EU-Lohntransparenz: Was Arbeitnehmer künftig wissen dürfen
Ab 2026 gelten in der EU neue Regeln zur Lohntransparenz. Ziel ist mehr Fairness beim Gehalt – insbesondere zwischen Männern und Frauen. Doch was bedeutet das konkret für Arbeitnehmer, Arbeitgeber und Bewerber? Die EU-Richtlinie 2023/970 zur Lohntransparenz bringt viele Änderungen: mehr Auskunftsrechte für Beschäftigte, neue Berichtspflichten für Unternehmen und Transparenzvorgaben für Stellenausschreibungen. Dennoch: Das Gehalt des Kollegen bleibt weiterhin tabu – zumindest direkt.
Arbeitnehmer haben künftig das Recht, ihr eigenes Gehalt und das Durchschnittsgehalt vergleichbarer Beschäftigter – getrennt nach Geschlecht – schriftlich zu erfragen. Die Kriterien zur Gehaltsfestlegung müssen dabei klar und geschlechtsneutral formuliert sein.
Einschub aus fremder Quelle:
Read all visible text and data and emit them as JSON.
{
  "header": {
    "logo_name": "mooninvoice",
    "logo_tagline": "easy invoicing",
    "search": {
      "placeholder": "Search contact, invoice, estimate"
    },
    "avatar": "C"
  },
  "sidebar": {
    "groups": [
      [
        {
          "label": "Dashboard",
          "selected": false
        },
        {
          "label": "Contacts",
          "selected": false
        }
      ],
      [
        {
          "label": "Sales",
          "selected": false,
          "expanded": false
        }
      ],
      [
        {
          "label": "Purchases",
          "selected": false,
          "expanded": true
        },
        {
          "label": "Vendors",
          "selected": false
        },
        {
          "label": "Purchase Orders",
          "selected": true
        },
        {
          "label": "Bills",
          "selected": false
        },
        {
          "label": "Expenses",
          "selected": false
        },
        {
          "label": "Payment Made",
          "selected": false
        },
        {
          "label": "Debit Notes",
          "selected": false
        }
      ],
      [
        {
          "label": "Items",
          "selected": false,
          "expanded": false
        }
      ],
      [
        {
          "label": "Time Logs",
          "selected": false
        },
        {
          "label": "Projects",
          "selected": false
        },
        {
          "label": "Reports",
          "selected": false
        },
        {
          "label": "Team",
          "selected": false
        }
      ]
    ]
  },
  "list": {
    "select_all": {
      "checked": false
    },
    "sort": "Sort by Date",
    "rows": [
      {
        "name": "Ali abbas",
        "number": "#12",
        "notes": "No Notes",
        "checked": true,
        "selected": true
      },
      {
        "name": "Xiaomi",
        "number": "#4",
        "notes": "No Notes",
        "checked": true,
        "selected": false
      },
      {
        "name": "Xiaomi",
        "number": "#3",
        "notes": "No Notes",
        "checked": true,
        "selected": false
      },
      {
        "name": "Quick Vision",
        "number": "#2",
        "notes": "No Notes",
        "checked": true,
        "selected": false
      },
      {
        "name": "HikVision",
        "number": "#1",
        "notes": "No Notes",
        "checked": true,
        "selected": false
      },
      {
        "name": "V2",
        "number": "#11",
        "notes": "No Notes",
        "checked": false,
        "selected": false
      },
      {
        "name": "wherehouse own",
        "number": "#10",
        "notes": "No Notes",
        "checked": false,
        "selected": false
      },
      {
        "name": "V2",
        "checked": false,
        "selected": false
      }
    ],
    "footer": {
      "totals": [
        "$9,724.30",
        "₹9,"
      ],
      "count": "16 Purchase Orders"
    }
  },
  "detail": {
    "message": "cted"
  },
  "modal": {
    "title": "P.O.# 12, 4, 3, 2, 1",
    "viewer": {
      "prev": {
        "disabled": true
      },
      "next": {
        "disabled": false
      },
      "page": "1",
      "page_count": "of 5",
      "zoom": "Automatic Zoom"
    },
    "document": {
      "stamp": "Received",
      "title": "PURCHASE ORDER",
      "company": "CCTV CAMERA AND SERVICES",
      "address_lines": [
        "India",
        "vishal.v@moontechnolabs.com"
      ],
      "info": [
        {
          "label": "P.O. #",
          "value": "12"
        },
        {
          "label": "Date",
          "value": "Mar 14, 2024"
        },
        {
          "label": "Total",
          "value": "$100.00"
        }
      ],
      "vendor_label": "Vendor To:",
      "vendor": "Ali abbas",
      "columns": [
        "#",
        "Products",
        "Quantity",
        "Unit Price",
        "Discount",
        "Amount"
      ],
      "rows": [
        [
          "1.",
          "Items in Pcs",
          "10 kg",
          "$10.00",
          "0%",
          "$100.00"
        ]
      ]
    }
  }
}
Ein direktes Auskunftsrecht über das Gehalt einzelner Kollegen gibt es jedoch nicht. Denn sobald Rückschlüsse auf identifizierbare Personen möglich sind, greift der Datenschutz. Erlaubt ist aber, dass Beschäftigte ihre Löhne freiwillig offenlegen – Arbeitgeber dürfen das nicht verbieten, solange dies der Durchsetzung von Lohngleichheit dient.
Zudem müssen Unternehmen mit mehr als 100 Beschäftigten regelmäßig über das geschlechtsspezifische Lohngefälle berichten – aufgeschlüsselt nach festen Kategorien wie Medianlohn, Bonuszahlungen oder Geschlechterverteilung in den Lohnquartalen.
Was sich für Bewerber und Arbeitgeber ändert
Künftig müssen Arbeitgeber Bewerbern klare Angaben zum Einstiegsgehalt oder zur Gehaltsspanne machen – auf Basis objektiver, geschlechtsneutraler Kriterien. Einige EU-Staaten könnten sogar vorschreiben, dass diese Angaben direkt in der Stellenanzeige erscheinen. Für multinationale Konzerne bedeutet das: Gehaltstransparenz könnte zum Standard in ganz Europa werden.
Die Berichtspflichten gelten gestaffelt je nach Unternehmensgröße. Firmen mit über 250 Mitarbeitenden müssen ab 2027 jährlich berichten, kleinere Unternehmen alle drei Jahre. Die Mitgliedstaaten können die Vorgaben sogar ausweiten – etwa auf Betriebe mit weniger als 100 Beschäftigten. Kommt es zu einer Lohnlücke von über fünf Prozent, muss das Unternehmen diese innerhalb von sechs Monaten beheben – sonst droht eine verpflichtende Lohnanalyse mit der Arbeitnehmervertretung.
Für deutsche Unternehmen und Beschäftigte ist die EU-Richtlinie besonders relevant. Zwar gibt es hierzulande bereits das Entgelttransparenzgesetz, doch es greift nur bei größeren Betrieben und bietet Arbeitnehmern ein eingeschränktes Auskunftsrecht. Die EU-Vorgaben gehen deutlich weiter und werden viele Unternehmen zu strukturellen Änderungen zwingen – etwa zur Einführung von objektiven Lohnsystemen oder digitalen Berichtstools. Für Arbeitnehmer bedeutet das mehr Klarheit und Verhandlungsspielraum – insbesondere für Frauen in benachteiligten Branchen.
EU-Lohntransparenz: Worauf Arbeitgeber achten sollten
Neben den neuen Pflichten zur Offenlegung müssen Unternehmen auch mit potenziellen Sanktionen rechnen. Die Mitgliedstaaten müssen bis 2026 wirksame und abschreckende Strafen einführen – etwa in Form von Bußgeldern. Auch wenn viele Detailfragen, wie etwa der Umgang mit Daten aus Steuer- oder Sozialversicherungssystemen, noch offen sind: Die Richtung ist klar. Gleichzeitig ist die Lohntransparenzrichtlinie mehr als ein bürokratisches Projekt. Sie kann helfen, systematische Lohnunterschiede aufzudecken und faire Gehaltsstrukturen zu schaffen. Voraussetzung ist allerdings, dass Unternehmen die Regelungen nicht nur als Pflicht, sondern als Chance begreifen.